This was an interesting and spectacular performance, and I don't know is Sotheby's was "in it", but I think it would be good to clear some misconceptions and propose a view on "how did he do it", as the method behind this demonstration uses some principles of deception that have been used in similar form in magic.
A few people asked themselves whether a battery hidden in the frame in 2006 could have worked in 2018. Of course it could, but why risking it? The battery was replaced before the auction. If you check the various press releases, auction catalogue
and stories, you will see that the picture was authenticated by "PestControl
", the only company able to authenticate Bansky's work. As PestControl is closely associated to Bansky, it is the first suspect for somebody that could have replaced the batteries. To check and validate the picture, it will have had to be removed from the frame, checked under a microscope/special lights, etc. The checking of the picture was pure misdirection (but it was necessary to legitimately authenticate it), and would have been the perfect reason to change the batteries. This stratagem has been used in magic for centuries: Houdini himself had a "committee" to check his cabinet, and quite often a member of the committee would have left inside the necessary tools to affect the escape. Some other times, when magicians have committees to check apparatus, somebody there is used to activate the trick.

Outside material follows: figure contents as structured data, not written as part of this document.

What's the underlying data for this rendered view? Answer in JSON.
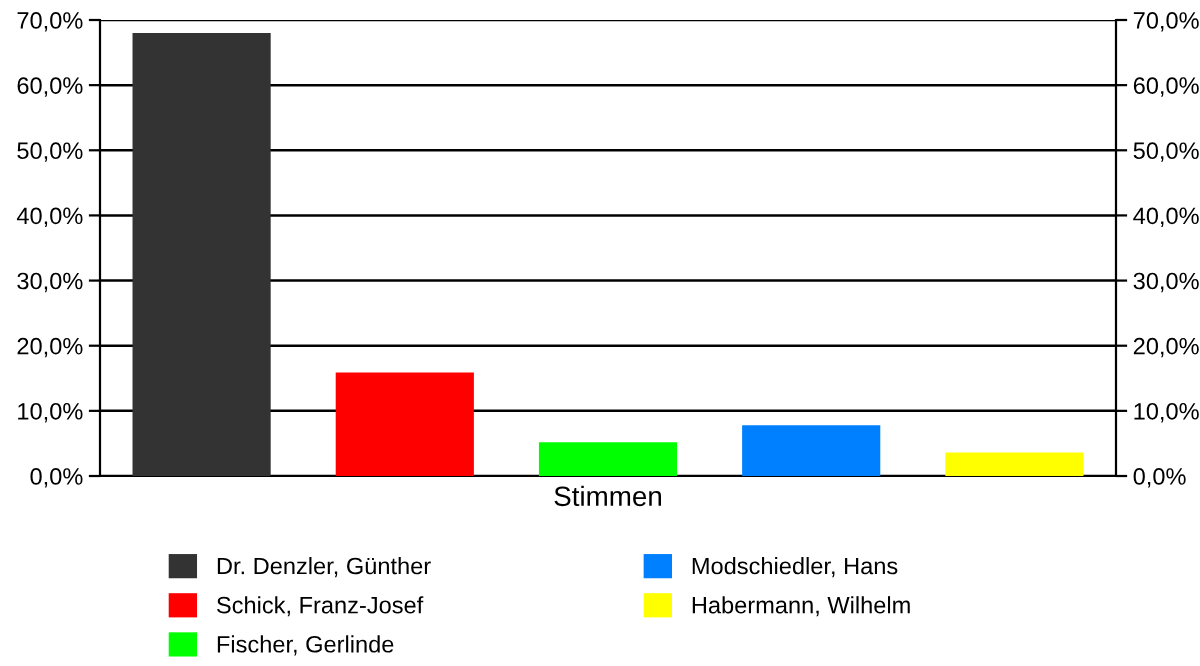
{
  "chart_data": {
    "type": "bar",
    "categories": [
      "Stimmen"
    ],
    "series": [
      {
        "name": "Dr. Denzler, Günther",
        "color": "#333333",
        "values": [
          68.0
        ]
      },
      {
        "name": "Schick, Franz-Josef",
        "color": "#ff0000",
        "values": [
          15.9
        ]
      },
      {
        "name": "Fischer, Gerlinde",
        "color": "#00ff00",
        "values": [
          5.2
        ]
      },
      {
        "name": "Modschiedler, Hans",
        "color": "#0080ff",
        "values": [
          7.8
        ]
      },
      {
        "name": "Habermann, Wilhelm",
        "color": "#ffff00",
        "values": [
          3.6
        ]
      }
    ],
    "ylim": [
      0,
      70
    ],
    "yticks": [
      {
        "value": 0,
        "label": "0,0%"
      },
      {
        "value": 10,
        "label": "10,0%"
      },
      {
        "value": 20,
        "label": "20,0%"
      },
      {
        "value": 30,
        "label": "30,0%"
      },
      {
        "value": 40,
        "label": "40,0%"
      },
      {
        "value": 50,
        "label": "50,0%"
      },
      {
        "value": 60,
        "label": "60,0%"
      },
      {
        "value": 70,
        "label": "70,0%"
      }
    ],
    "grid": "y",
    "legend": "bottom"
  }
}
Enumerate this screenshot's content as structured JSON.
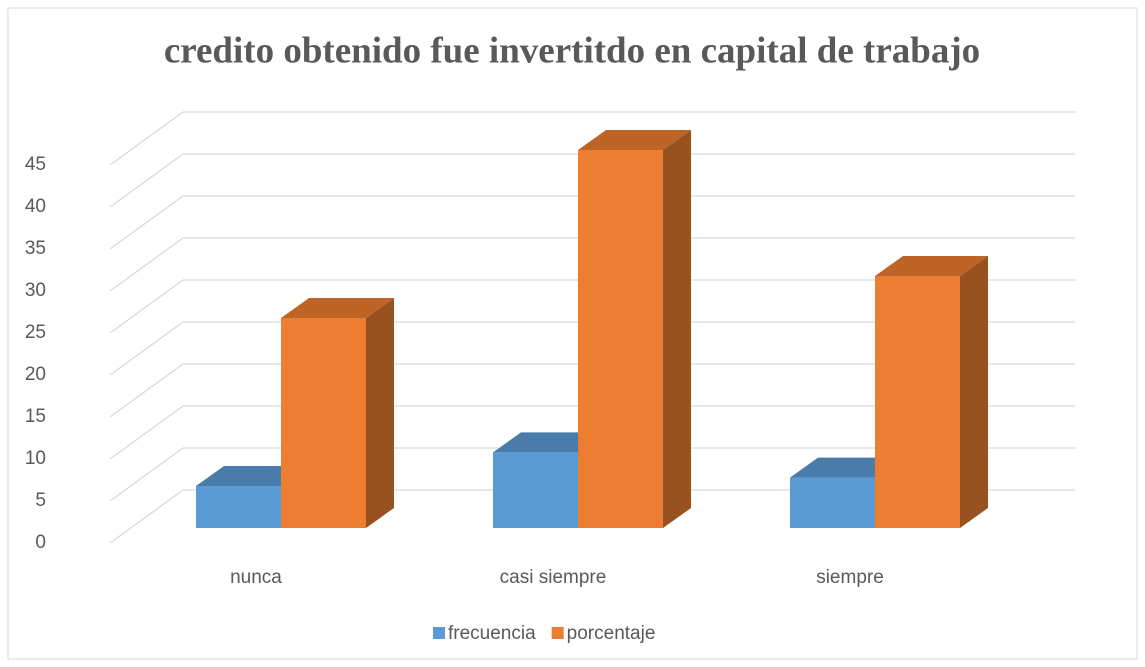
{
  "chart_data": {
    "type": "bar3d",
    "title": "credito obtenido fue invertitdo en capital de trabajo",
    "categories": [
      "nunca",
      "casi siempre",
      "siempre"
    ],
    "series": [
      {
        "name": "frecuencia",
        "color": "#5b9bd5",
        "values": [
          5,
          9,
          6
        ]
      },
      {
        "name": "porcentaje",
        "color": "#ed7d31",
        "values": [
          25,
          45,
          30
        ]
      }
    ],
    "ylim": [
      0,
      45
    ],
    "yticks": [
      0,
      5,
      10,
      15,
      20,
      25,
      30,
      35,
      40,
      45
    ],
    "grid": true,
    "legend": "bottom"
  }
}
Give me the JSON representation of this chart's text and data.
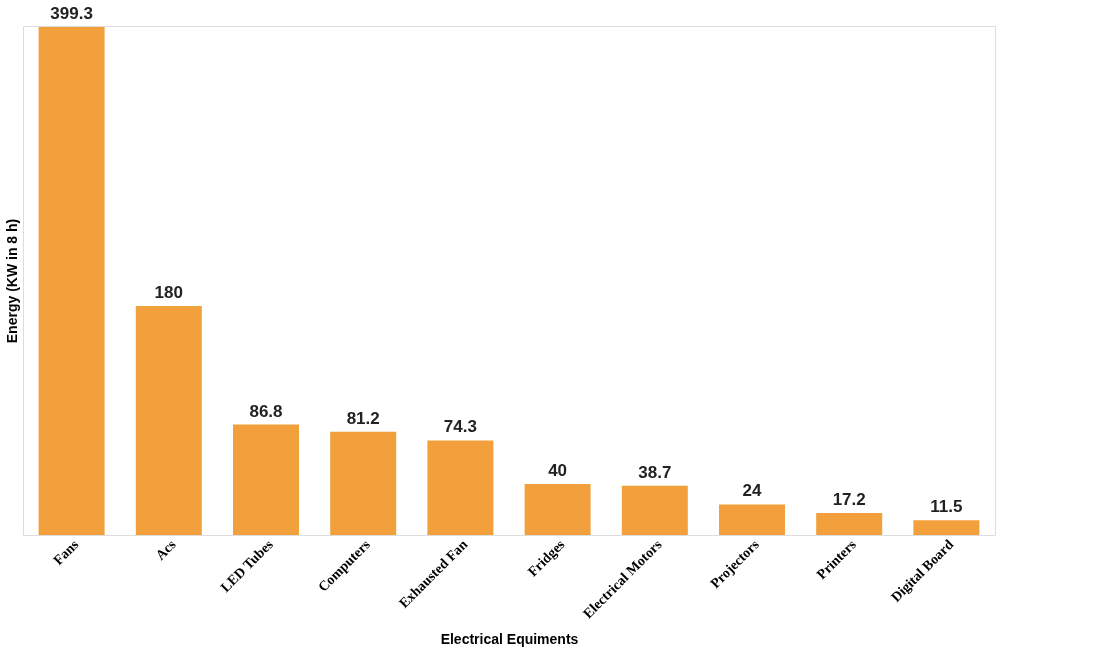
{
  "chart_data": {
    "type": "bar",
    "xlabel": "Electrical Equiments",
    "ylabel": "Energy (KW in 8 h)",
    "categories": [
      "Fans",
      "Acs",
      "LED Tubes",
      "Computers",
      "Exhausted Fan",
      "Fridges",
      "Electrical Motors",
      "Projectors",
      "Printers",
      "Digital Board"
    ],
    "values": [
      399.3,
      180,
      86.8,
      81.2,
      74.3,
      40,
      38.7,
      24,
      17.2,
      11.5
    ],
    "color": "#f2a03c",
    "data_labels": true,
    "grid": false,
    "tick_labels": "x"
  }
}
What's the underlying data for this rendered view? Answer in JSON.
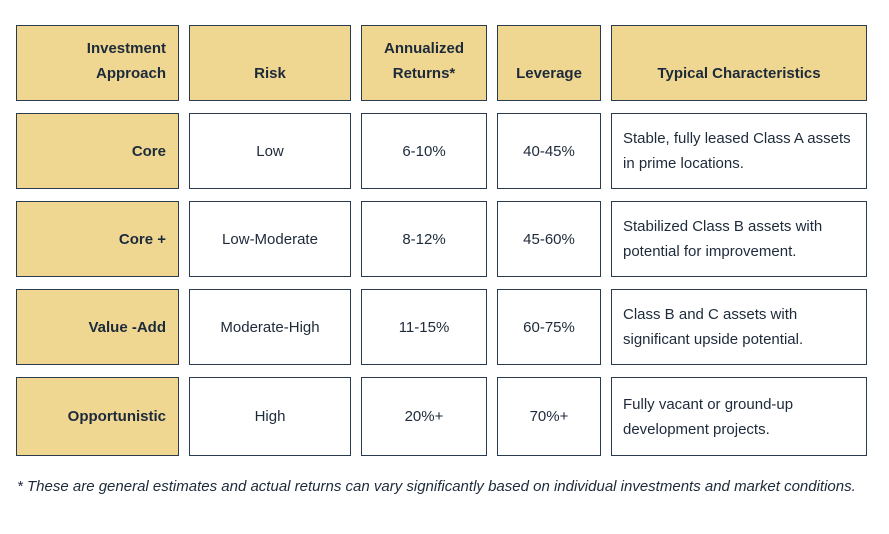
{
  "table": {
    "headers": [
      "Investment Approach",
      "Risk",
      "Annualized Returns*",
      "Leverage",
      "Typical Characteristics"
    ],
    "rows": [
      {
        "approach": "Core",
        "risk": "Low",
        "returns": "6-10%",
        "leverage": "40-45%",
        "characteristics": "Stable, fully leased Class A assets in prime locations."
      },
      {
        "approach": "Core +",
        "risk": "Low-Moderate",
        "returns": "8-12%",
        "leverage": "45-60%",
        "characteristics": "Stabilized Class B assets with potential for improvement."
      },
      {
        "approach": "Value -Add",
        "risk": "Moderate-High",
        "returns": "11-15%",
        "leverage": "60-75%",
        "characteristics": "Class B and C assets with significant upside potential."
      },
      {
        "approach": "Opportunistic",
        "risk": "High",
        "returns": "20%+",
        "leverage": "70%+",
        "characteristics": "Fully vacant or ground-up development projects."
      }
    ]
  },
  "footnote": "* These are general estimates and actual returns can vary significantly based on individual investments and market conditions.",
  "colors": {
    "header_fill": "#efd792",
    "border": "#2b3b4f",
    "text": "#1d2a3a"
  }
}
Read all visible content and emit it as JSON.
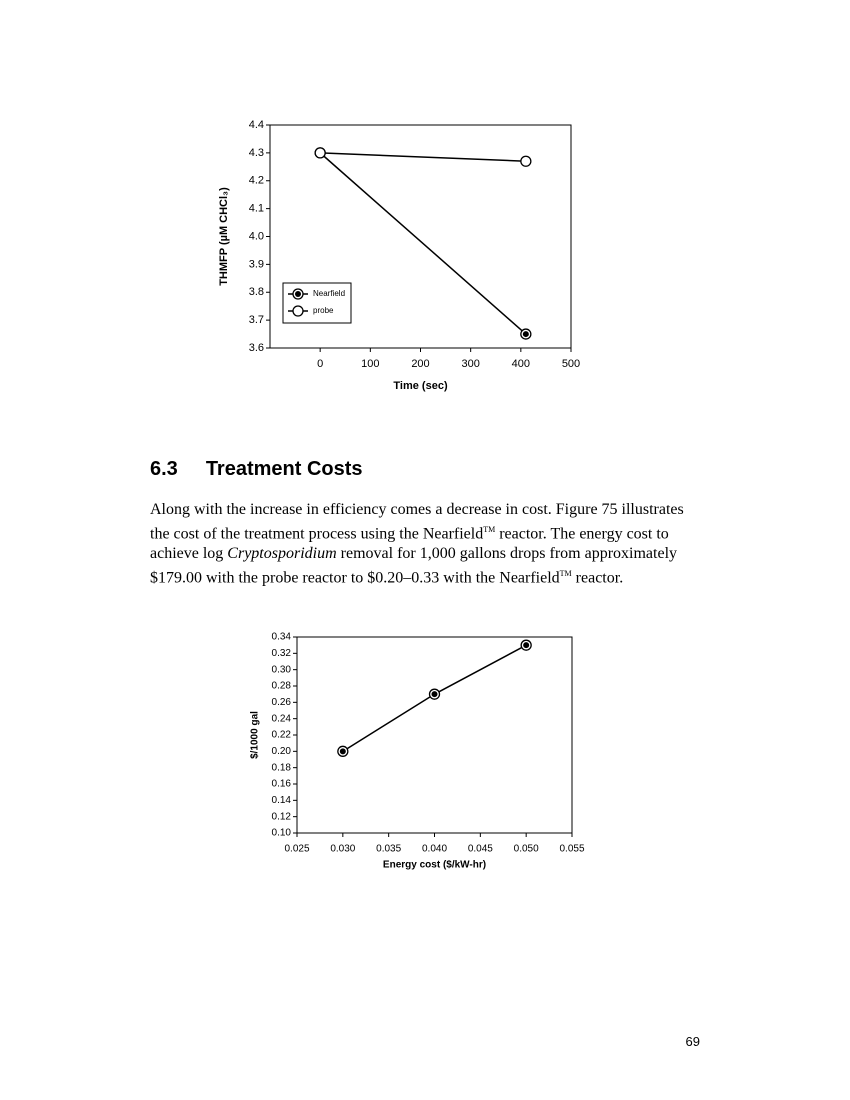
{
  "chart_data": [
    {
      "type": "line",
      "x": [
        0,
        410
      ],
      "series": [
        {
          "name": "Nearfield",
          "color": "#000000",
          "marker": "filled",
          "values": [
            4.3,
            3.65
          ]
        },
        {
          "name": "probe",
          "color": "#000000",
          "marker": "open",
          "values": [
            4.3,
            4.27
          ]
        }
      ],
      "x_label": "Time (sec)",
      "y_label": "THMFP (µM CHCl₃)",
      "xlim": [
        -100,
        500
      ],
      "xticks": [
        0,
        100,
        200,
        300,
        400,
        500
      ],
      "ylim": [
        3.6,
        4.4
      ],
      "yticks": [
        3.6,
        3.7,
        3.8,
        3.9,
        {
          "value": 4,
          "label": "4.0"
        },
        4.1,
        4.2,
        4.3,
        4.4
      ],
      "legend": "lower left",
      "grid": false
    },
    {
      "type": "line",
      "x": [
        0.03,
        0.04,
        0.05
      ],
      "series": [
        {
          "color": "#000000",
          "marker": "filled",
          "values": [
            0.2,
            0.27,
            0.33
          ]
        }
      ],
      "x_label": "Energy cost ($/kW-hr)",
      "y_label": "$/1000 gal",
      "xlim": [
        0.025,
        0.055
      ],
      "xticks": [
        0.025,
        {
          "value": 0.03,
          "label": "0.030"
        },
        0.035,
        {
          "value": 0.04,
          "label": "0.040"
        },
        0.045,
        {
          "value": 0.05,
          "label": "0.050"
        },
        0.055
      ],
      "ylim": [
        0.1,
        0.34
      ],
      "yticks": [
        {
          "value": 0.1,
          "label": "0.10"
        },
        0.12,
        0.14,
        0.16,
        0.18,
        {
          "value": 0.2,
          "label": "0.20"
        },
        0.22,
        0.24,
        0.26,
        0.28,
        {
          "value": 0.3,
          "label": "0.30"
        },
        0.32,
        0.34
      ],
      "grid": false
    }
  ],
  "section": {
    "number": "6.3",
    "title": "Treatment Costs"
  },
  "paragraph": [
    {
      "text": "Along with the increase in efficiency comes a decrease in cost.  Figure 75 illustrates the cost of the treatment process using the Nearfield"
    },
    {
      "text": "TM",
      "style": "sup"
    },
    {
      "text": " reactor.  The energy cost to achieve log "
    },
    {
      "text": "Cryptosporidium",
      "style": "italic"
    },
    {
      "text": " removal for 1,000 gallons drops from approximately $179.00 with the probe reactor to $0.20–0.33 with the Nearfield"
    },
    {
      "text": "TM",
      "style": "sup"
    },
    {
      "text": " reactor."
    }
  ],
  "page_number": "69"
}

All the paintings in the sale were displayed hanging: the sale only had 40 paintings
and these were hanging around the room in Sotheby's gallery. The Bansky one was not the only one hanging: I don't where the NYT has got its information.
There are a couple of things that cast a doubt on Sotheby's being "in it" and these are the strong relevance given to the frame in the auction catalogue. In the description, you find: mounted on board, in artist's frame
and in the long description: Bordered by an ornate gilded frame, an integral element of the artwork chosen by Banksy himself
. If it can be proven that Sotheby's was in it (which is difficult, as the text could have been written by somebody following a press release from the artist), this could be the classical give-away that plagues inexperienced magicians when they say: I have here an ordinary, unprepared deck of cards
. We (should) learn to guide the attention of the audience to some elements, while leaving others in the shadow... it doesn't seem to have been the case here.
About the Bansky being the last item in the sale, this just makes sense, as Bansky was probably the best-known name (outside the art world) and, as in every good show, the "star" comes on at the end. Also, while this picture sold for relatively little money, compared to other pictures in the same sale and in the one immediately before, this specific image is very well known, so it would have made sense to keep it for last. And this is another item that raises the suspicion of Sotheby's being "in it".
I think this was a nice magic trick that has gone viral: well done to all parties involved for creating something memorable using our techniques!